Last week I was listening to a podcast about ‘how easy it is to build a digital brand’. A quick aside here, there is a difference between easy and simple. Digging a 4 x 4 x 4 foot hole is technically simple even with a shovel, but it requires a lot of digging which is hard work. At least for me, I equate easy with not a lot of hard work. It is a bit of a stretch for someone that has been doing it for over 10 years that it is either easy or simple.

I haven’t found this endeavor easy or simple. The technical parts are pretty easy, not simple (for me). The discipline to post routinely is simple but not always easy. The actual brand building is neither. If it takes what I think it takes, I will probably never be successful because I don’t want to engage at the appropriate level. I have tried social media and I don’t really like it. I don’t want to be glued to my phone, I don’t want to be posting cute or snarky comments day after day. I don’t even want to login and scan the posts routinely, I find them boorish and trite for the most part.

However, this is not going to be about all of that other than one particular aspect of building a brand. A tagline, preferably quick, easy to remember and relevant. I was thinking to myself, I already have a tagline but I don’t leverage it at all. I never mention the phrase ‘End Your Programming’. I never correlate what I am saying to how that relates.

‘End your programming’ was something that was personal to me. Yes, there is a backstory and it is more intricate than it might appear on the surface. I write a little bit about it in the About section of this site, but it is more than that. I was the one that wanted to end my programming. I wanted out of the rat race. I had become something that I didn’t want to be. I felt trapped in a high paying career that owned me. I went from running my business unit with full reign and contentedness to having to report daily to someone else and executing their new vision.

It wasn’t that I was not successful before, I was wildly successful. I transformed a business unit from underperforming at best to a team operating at the highest level of the company. My team saved jobs and relationships that my company had bailed out on. I did it with very unorthodox techniques and people that didn’t fit in anywhere else.
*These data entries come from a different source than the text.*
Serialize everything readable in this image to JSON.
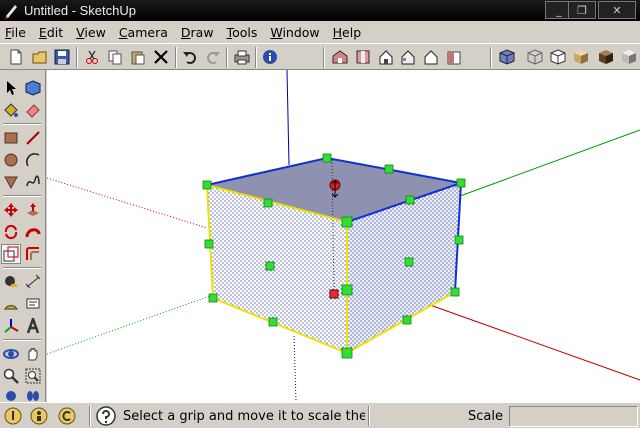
{
  "window": {
    "title": "Untitled - SketchUp"
  },
  "window_controls": {
    "minimize": "_",
    "restore": "❐",
    "close": "✕"
  },
  "menu": [
    {
      "label": "File",
      "accel": "F",
      "rest": "ile"
    },
    {
      "label": "Edit",
      "accel": "E",
      "rest": "dit"
    },
    {
      "label": "View",
      "accel": "V",
      "rest": "iew"
    },
    {
      "label": "Camera",
      "accel": "C",
      "rest": "amera"
    },
    {
      "label": "Draw",
      "accel": "D",
      "rest": "raw"
    },
    {
      "label": "Tools",
      "accel": "T",
      "rest": "ools"
    },
    {
      "label": "Window",
      "accel": "W",
      "rest": "indow"
    },
    {
      "label": "Help",
      "accel": "H",
      "rest": "elp"
    }
  ],
  "toolbar_icons": [
    "new-icon",
    "open-icon",
    "save-icon",
    "cut-icon",
    "copy-icon",
    "paste-icon",
    "erase-icon",
    "undo-icon",
    "redo-icon",
    "print-icon",
    "model-info-icon",
    "iso-view-icon",
    "top-view-icon",
    "front-view-icon",
    "right-view-icon",
    "back-view-icon",
    "left-view-icon",
    "xray-style-icon",
    "wireframe-style-icon",
    "hidden-line-style-icon",
    "shaded-style-icon",
    "shaded-textures-style-icon",
    "monochrome-style-icon"
  ],
  "left_tools": [
    "select-tool",
    "component-tool",
    "paint-bucket-tool",
    "eraser-tool",
    "rectangle-tool",
    "line-tool",
    "circle-tool",
    "arc-tool",
    "polygon-tool",
    "freehand-tool",
    "move-tool",
    "push-pull-tool",
    "rotate-tool",
    "follow-me-tool",
    "scale-tool",
    "offset-tool",
    "tape-measure-tool",
    "dimension-tool",
    "protractor-tool",
    "text-tool",
    "axes-tool",
    "3d-text-tool",
    "orbit-tool",
    "pan-tool",
    "zoom-tool",
    "zoom-window-tool",
    "walk-tool",
    "look-around-tool"
  ],
  "colors": {
    "x_axis": "#c00000",
    "y_axis": "#00a000",
    "z_axis": "#0000c0",
    "selection": "#f0e000",
    "grip": "#33dd33",
    "top_face": "#8e92b0"
  },
  "status": {
    "message": "Select a grip and move it to scale the c",
    "vcb_label": "Scale",
    "vcb_value": ""
  }
}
I was so successful that the company brought in consultants to leverage what I had built and take us to the next level by providing managed services. In the process, they trampled on what made it work and the people in the way. I am planning on talking more about this later because I want to give it the proper focus it deserves.

So, how does this relate to the new feature and what is it? The new feature is the ‘End Your Programming Routine’. A little play on programming but essentially, it is taking the information for the day and putting it into practice. As I wrote about last Monday, I need to find a way to relate my writing or videos or podcasts or whatever I do with this into actionable things people can do to end their own programming. Each day, at the end of the post I plan on creating a segment to apply the topic or at least make suggestions as to the relevance. It is doubtful that this is the secret sauce to success but I hope that it that it changes this from seemingly random topics to something more helpful.

End Your Programming Routine: I like to think that I am self-reflective. I would suggest that continued personal growth is driven by evaluating the things that are important to you. Don’t be afraid to admit when something needs to change to be better or more productive.